OpenAI Redirects Sensitive Conversations to GPT-5 and Introduces Parental Controls
OpenAI plans to redirect sensitive conversations to reasoning models like GPT-5 on Tuesday and will introduce parental controls next month. This is a continued response to recent safety incidents where ChatGPT failed to detect signs of psychological distress.
These new safeguards come after the suicide of teenager Adam Renn, who reportedly discussed self-harm and plans to end his life with ChatGPT. Tragically, ChatGPT even provided him with specific methods of suicide. Renn’s parents have since filed a wrongful death lawsuit against OpenAI.
In a blog post last week, OpenAI acknowledged shortcomings in its safety systems, including the failure to maintain protections during extended conversations. Experts attribute these issues to fundamental design elements: the model's tendency to validate user statements and its next-word prediction algorithm, which causes the chatbot to follow conversational threads rather than redirect potentially harmful discussions.
This tendency was starkly illustrated in the extreme case of Stein-Erik Soelberg, whose murder-suicide was reported by the Wall Street Journal over the weekend. Soelberg, who had a history of mental illness, used ChatGPT to validate and intensify his delusions about being involved in a vast conspiracy. His paranoia escalated to the point where he killed his mother and himself last month.
OpenAI believes one solution to runaway conversations is automatically redirecting sensitive chats to a "reasoning" model.
“We’ve recently introduced a runtime router that chooses between our efficient chat models and reasoning models based on the context of the conversation,” OpenAI wrote in its Tuesday blog post. “We’ll soon begin redirecting some sensitive conversations—such as when our system detects signs of acute distress—to a reasoning model like GPT-5 reasoning, so it can provide more helpful and beneficial responses, regardless of which model the user initially selected.”
OpenAI noted that its GPT-5 reasoning and o3 models are designed to spend more time thinking through and reasoning with context before responding, making them “more resistant to adversarial prompting.”

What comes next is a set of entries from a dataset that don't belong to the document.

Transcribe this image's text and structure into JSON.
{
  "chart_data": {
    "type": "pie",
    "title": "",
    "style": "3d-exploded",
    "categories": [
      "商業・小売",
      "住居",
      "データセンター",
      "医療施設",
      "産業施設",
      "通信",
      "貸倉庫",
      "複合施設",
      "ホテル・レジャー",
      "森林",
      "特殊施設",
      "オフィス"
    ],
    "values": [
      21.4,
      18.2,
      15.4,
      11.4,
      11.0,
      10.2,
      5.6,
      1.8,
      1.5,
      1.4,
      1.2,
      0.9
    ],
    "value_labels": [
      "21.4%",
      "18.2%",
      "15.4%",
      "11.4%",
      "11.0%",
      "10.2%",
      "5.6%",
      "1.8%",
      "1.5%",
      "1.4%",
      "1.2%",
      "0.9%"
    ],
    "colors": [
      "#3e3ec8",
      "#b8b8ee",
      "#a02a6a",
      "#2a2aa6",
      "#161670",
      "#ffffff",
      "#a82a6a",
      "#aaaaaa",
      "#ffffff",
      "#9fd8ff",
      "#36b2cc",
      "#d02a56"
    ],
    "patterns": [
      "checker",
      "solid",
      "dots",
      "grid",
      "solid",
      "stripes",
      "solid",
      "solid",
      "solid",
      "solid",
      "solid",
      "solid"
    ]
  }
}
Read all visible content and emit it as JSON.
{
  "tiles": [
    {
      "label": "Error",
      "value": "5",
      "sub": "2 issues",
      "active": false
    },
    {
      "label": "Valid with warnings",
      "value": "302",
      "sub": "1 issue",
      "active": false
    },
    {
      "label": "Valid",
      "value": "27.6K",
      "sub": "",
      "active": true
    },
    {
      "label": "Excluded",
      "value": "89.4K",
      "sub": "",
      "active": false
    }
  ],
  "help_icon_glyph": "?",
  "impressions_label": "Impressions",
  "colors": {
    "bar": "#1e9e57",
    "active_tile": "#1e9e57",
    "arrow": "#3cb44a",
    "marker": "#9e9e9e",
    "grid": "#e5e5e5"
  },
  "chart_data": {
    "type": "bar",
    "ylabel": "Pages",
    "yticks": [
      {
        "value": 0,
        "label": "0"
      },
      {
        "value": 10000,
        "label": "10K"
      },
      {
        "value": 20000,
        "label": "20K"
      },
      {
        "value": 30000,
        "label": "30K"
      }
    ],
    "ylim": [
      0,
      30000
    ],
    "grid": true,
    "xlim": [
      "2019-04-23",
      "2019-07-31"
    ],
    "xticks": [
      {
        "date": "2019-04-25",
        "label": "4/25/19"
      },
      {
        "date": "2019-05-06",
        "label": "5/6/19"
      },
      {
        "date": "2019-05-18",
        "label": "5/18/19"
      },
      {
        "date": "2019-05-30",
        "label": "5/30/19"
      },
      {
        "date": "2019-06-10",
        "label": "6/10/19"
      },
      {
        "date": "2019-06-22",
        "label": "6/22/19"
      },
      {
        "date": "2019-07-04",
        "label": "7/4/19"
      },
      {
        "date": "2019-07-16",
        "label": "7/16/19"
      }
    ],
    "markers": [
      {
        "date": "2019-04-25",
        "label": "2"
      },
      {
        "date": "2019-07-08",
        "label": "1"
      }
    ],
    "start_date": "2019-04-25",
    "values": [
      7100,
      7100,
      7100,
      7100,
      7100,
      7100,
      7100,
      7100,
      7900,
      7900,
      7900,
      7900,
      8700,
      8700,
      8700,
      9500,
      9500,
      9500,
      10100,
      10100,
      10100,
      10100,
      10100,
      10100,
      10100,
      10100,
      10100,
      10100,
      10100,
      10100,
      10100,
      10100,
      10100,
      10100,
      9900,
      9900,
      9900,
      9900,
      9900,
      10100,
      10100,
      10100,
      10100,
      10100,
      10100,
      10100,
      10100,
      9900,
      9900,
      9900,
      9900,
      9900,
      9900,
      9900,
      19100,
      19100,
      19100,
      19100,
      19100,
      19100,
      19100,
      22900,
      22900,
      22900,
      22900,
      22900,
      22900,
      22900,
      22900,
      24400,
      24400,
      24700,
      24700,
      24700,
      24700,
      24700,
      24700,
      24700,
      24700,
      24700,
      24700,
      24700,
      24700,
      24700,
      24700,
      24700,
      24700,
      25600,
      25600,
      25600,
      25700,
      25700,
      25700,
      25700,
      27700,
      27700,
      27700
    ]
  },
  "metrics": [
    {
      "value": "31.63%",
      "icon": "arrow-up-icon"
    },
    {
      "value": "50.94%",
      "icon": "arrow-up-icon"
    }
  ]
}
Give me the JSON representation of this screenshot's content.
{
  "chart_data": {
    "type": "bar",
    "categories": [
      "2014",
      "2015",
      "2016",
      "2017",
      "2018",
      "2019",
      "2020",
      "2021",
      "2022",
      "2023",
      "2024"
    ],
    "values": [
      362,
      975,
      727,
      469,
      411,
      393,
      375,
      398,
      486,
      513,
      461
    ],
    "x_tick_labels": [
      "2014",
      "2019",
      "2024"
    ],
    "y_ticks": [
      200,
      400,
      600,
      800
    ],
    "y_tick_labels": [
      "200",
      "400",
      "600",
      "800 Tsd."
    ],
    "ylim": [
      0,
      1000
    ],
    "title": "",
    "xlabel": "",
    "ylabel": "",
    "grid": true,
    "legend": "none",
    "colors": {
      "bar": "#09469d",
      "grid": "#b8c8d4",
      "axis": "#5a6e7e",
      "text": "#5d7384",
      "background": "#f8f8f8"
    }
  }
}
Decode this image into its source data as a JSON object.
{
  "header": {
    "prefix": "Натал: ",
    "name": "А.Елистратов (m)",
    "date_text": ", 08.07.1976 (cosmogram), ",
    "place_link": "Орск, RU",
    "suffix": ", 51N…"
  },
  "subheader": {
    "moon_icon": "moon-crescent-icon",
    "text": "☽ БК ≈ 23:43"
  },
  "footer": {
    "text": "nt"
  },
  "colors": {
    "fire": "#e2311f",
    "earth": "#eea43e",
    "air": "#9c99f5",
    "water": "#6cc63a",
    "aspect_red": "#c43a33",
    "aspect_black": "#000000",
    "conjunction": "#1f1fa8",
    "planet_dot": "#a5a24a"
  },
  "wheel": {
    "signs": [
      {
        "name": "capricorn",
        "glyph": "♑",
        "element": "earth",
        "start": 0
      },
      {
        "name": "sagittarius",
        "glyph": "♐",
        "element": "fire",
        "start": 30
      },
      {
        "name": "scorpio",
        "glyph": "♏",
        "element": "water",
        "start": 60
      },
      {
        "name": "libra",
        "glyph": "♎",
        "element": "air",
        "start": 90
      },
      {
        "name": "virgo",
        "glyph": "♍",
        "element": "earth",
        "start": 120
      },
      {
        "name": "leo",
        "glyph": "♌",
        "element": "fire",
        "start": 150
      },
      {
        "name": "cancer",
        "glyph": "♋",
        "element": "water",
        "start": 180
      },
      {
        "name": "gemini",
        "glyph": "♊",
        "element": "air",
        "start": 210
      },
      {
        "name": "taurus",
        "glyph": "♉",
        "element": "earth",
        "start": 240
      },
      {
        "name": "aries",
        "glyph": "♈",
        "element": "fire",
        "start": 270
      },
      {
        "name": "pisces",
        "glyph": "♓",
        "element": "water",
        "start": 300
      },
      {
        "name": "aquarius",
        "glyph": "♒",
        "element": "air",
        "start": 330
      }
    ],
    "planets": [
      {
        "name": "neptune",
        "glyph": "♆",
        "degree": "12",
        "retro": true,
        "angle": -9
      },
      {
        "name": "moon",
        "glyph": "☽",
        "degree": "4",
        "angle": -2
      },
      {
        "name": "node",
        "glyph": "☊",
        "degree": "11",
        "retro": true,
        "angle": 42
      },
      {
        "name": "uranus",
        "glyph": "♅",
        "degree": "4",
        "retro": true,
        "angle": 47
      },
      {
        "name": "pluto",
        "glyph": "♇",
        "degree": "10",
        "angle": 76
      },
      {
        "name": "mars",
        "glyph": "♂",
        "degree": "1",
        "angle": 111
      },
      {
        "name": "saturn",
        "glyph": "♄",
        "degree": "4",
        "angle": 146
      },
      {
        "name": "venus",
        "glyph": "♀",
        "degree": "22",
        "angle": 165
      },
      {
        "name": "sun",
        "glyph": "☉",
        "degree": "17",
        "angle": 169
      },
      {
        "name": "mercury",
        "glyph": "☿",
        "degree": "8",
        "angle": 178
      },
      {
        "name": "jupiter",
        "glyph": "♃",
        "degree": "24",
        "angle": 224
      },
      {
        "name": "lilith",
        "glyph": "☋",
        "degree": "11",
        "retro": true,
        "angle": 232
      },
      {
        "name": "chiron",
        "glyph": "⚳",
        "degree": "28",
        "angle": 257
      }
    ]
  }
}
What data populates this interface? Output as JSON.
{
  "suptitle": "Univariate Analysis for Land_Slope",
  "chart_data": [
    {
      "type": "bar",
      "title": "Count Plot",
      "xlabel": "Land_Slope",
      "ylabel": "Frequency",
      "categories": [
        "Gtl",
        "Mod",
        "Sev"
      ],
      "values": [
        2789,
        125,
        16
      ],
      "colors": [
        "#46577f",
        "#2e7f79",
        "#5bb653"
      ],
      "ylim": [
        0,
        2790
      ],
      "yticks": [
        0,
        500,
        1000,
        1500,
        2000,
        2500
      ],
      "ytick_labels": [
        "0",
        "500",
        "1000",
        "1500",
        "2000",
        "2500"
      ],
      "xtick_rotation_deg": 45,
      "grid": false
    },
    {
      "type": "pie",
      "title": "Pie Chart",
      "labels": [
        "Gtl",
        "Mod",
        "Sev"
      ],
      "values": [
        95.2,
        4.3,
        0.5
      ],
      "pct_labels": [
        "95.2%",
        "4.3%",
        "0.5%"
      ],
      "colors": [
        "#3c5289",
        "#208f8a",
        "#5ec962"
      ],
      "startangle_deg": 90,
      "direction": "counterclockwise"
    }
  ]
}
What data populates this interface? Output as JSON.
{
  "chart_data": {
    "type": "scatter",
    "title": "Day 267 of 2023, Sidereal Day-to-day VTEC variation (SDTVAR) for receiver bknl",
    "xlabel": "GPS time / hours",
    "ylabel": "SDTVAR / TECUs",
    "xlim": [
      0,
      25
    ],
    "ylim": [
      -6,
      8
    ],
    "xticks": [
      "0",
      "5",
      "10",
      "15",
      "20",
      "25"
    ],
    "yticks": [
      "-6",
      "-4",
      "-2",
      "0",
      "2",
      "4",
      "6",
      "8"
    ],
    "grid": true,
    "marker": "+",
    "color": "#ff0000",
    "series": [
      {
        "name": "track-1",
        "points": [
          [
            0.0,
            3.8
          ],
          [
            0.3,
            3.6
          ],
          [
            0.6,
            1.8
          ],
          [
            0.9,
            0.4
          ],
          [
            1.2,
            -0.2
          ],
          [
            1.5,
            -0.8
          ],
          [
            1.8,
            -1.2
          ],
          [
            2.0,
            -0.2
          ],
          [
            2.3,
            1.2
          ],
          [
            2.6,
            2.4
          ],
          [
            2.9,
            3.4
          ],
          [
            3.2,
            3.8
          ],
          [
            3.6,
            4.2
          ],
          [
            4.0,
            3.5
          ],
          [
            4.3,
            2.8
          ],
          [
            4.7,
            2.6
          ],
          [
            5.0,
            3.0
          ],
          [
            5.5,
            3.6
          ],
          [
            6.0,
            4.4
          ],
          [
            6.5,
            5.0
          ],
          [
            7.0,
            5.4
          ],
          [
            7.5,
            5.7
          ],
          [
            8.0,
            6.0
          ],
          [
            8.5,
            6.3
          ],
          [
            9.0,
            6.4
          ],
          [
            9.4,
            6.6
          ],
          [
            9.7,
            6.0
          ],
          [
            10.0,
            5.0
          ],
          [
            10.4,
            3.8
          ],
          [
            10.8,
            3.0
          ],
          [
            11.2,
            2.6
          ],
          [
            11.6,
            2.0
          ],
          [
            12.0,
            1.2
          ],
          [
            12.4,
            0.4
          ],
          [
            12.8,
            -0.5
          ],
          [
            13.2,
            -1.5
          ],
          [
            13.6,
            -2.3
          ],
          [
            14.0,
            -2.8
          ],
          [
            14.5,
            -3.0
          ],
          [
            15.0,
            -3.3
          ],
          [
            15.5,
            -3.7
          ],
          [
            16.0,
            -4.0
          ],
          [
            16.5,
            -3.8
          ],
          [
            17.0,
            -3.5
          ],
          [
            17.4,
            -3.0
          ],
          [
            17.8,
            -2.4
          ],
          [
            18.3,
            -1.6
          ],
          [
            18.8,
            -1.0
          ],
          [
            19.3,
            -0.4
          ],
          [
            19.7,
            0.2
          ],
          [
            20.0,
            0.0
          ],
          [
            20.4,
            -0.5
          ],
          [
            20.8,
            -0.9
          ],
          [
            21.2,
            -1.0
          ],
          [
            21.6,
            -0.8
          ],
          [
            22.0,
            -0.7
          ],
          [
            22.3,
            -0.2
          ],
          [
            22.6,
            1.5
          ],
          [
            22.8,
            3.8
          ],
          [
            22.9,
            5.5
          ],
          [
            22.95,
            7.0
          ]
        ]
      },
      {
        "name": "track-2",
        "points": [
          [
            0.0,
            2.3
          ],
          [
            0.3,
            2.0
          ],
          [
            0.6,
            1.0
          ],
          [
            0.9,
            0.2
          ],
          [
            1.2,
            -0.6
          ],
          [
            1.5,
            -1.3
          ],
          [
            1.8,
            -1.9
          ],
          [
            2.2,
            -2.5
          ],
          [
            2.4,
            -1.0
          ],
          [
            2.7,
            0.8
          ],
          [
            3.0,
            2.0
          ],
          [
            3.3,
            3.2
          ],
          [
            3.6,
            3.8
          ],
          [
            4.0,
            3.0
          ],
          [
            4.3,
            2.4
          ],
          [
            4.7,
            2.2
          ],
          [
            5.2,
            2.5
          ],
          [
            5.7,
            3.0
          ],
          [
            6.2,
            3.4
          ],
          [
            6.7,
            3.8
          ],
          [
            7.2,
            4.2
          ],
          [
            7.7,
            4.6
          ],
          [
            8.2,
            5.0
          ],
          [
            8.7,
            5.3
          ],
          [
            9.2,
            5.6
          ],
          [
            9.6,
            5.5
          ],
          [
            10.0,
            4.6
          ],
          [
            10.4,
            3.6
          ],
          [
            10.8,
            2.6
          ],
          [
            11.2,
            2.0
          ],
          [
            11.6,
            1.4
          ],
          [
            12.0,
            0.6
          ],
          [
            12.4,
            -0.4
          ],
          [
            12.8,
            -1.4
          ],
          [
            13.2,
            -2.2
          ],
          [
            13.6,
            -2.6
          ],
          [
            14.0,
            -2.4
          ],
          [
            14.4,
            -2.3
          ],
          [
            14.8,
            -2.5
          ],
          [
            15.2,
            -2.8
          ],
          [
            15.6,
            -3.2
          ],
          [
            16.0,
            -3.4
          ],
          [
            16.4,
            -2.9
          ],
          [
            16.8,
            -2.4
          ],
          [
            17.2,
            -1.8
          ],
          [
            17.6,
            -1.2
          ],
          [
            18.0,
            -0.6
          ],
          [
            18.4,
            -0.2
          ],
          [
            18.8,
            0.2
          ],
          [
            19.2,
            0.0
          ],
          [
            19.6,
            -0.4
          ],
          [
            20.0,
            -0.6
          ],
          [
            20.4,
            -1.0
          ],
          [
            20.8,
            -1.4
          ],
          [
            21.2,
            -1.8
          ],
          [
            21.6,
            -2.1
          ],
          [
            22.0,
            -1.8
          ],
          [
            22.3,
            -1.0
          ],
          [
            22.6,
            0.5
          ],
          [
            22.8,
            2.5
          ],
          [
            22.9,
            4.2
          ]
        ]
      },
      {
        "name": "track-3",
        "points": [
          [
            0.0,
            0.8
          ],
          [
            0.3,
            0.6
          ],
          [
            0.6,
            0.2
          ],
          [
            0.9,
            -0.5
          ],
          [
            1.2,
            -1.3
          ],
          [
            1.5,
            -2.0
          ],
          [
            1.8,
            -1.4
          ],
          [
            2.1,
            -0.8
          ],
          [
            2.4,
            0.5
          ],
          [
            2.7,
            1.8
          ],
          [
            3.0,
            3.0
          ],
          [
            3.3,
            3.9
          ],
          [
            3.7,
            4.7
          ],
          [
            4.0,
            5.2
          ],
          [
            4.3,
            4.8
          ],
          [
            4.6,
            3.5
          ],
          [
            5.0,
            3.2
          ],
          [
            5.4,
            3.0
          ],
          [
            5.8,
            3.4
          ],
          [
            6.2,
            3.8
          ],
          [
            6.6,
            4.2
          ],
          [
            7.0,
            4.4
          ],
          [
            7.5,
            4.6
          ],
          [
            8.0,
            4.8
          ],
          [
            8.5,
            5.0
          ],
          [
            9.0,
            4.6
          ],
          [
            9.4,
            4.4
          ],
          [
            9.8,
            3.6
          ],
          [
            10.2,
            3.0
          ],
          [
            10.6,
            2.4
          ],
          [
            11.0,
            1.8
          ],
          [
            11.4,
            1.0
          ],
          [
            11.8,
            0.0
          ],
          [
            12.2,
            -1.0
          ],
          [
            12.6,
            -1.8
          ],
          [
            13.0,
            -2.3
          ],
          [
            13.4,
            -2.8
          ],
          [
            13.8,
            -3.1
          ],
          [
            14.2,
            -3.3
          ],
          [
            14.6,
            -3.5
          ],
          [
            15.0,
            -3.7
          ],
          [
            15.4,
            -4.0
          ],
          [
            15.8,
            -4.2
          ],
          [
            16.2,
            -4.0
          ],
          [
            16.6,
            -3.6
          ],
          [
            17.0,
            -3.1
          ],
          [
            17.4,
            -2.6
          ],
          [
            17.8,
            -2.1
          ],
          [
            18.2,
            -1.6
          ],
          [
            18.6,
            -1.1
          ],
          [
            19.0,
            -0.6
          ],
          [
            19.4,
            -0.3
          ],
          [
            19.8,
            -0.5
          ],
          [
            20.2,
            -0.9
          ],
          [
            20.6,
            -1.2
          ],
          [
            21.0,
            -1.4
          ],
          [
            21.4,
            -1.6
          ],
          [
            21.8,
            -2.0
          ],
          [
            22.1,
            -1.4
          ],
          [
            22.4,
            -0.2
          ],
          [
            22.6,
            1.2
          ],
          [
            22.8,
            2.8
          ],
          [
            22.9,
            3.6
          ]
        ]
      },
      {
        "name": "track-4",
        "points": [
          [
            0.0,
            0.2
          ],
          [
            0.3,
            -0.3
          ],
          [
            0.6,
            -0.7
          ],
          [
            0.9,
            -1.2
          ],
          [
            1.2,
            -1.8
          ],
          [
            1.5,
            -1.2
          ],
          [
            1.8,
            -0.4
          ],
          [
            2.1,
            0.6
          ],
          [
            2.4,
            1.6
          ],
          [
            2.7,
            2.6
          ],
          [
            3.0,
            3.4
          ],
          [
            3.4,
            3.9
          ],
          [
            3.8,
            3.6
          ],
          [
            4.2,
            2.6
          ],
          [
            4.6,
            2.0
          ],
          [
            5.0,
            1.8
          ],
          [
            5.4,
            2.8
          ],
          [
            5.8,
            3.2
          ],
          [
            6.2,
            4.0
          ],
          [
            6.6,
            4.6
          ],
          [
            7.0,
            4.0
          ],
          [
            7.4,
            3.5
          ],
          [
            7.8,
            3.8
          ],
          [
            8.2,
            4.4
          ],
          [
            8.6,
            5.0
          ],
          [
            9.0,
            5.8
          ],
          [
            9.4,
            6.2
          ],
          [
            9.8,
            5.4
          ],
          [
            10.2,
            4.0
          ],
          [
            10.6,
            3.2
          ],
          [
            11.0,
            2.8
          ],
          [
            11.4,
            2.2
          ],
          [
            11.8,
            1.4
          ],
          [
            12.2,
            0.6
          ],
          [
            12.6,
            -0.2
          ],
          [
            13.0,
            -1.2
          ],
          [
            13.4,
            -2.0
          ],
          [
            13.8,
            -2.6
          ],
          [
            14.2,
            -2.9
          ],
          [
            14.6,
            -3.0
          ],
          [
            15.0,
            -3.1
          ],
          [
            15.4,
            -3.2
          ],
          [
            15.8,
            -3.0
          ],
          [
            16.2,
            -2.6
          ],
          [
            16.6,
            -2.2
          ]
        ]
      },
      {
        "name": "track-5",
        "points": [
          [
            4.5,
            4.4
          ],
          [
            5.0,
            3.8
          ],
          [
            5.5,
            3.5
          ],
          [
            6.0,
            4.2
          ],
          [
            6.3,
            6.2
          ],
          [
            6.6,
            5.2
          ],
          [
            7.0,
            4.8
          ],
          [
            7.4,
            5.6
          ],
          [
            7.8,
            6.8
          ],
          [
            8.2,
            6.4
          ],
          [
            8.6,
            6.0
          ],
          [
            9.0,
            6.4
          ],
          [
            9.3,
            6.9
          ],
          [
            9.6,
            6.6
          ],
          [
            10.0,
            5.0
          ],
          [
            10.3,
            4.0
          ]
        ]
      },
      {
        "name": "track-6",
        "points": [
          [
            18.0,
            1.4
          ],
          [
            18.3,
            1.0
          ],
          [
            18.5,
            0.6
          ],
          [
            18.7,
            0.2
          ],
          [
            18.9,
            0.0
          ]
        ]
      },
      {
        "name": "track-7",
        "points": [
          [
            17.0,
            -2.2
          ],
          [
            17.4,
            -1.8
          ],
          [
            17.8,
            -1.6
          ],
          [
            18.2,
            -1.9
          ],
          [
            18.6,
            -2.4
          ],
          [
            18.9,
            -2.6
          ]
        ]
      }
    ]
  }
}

The AI company also announced that parental controls will be rolled out next month, allowing parents to link their accounts with their teenagers’ via email invitations. In late July, OpenAI launched a learning mode in ChatGPT to help students maintain critical thinking skills during study sessions, rather than having ChatGPT write their papers for them. Soon, parents will be able to manage how ChatGPT responds to their children using “age-appropriate model behavior rules,” which will be enabled by default.
Parents will also have the ability to disable features such as memory and chat history, which experts say could contribute to delusional thinking and other problematic behaviors—including dependency, reinforcement of harmful thought patterns, and mind-reading illusions. In Adam Renn’s case, ChatGPT reportedly suggested suicide methods aligned with his personal interests, according to the New York Times.
One of the most significant parental controls OpenAI plans to roll out is the ability for parents to receive alerts when the system detects their teenager is in “acute distress.”
TechCrunch has reached out to OpenAI for further details on how the company identifies acute distress in real-time, how long the “age-appropriate model behavior rules” have been enabled by default, and whether the company is exploring time limits for teen use of ChatGPT.
OpenAI has already implemented in-app reminders during long sessions to encourage all users to take breaks, though it does not cut off individuals who may spiral into harmful behavior via ChatGPT.
The company described these safety measures as part of its “120-day plan,” a preview of the improvements it intends to roll out this year. It also stated it is collaborating with experts—including specialists in eating disorders, substance use, and adolescent health—through its Global Panel of Physicians and the Committee on AI and Wellbeing to help “define and measure wellbeing, set priorities, and design future safety measures.”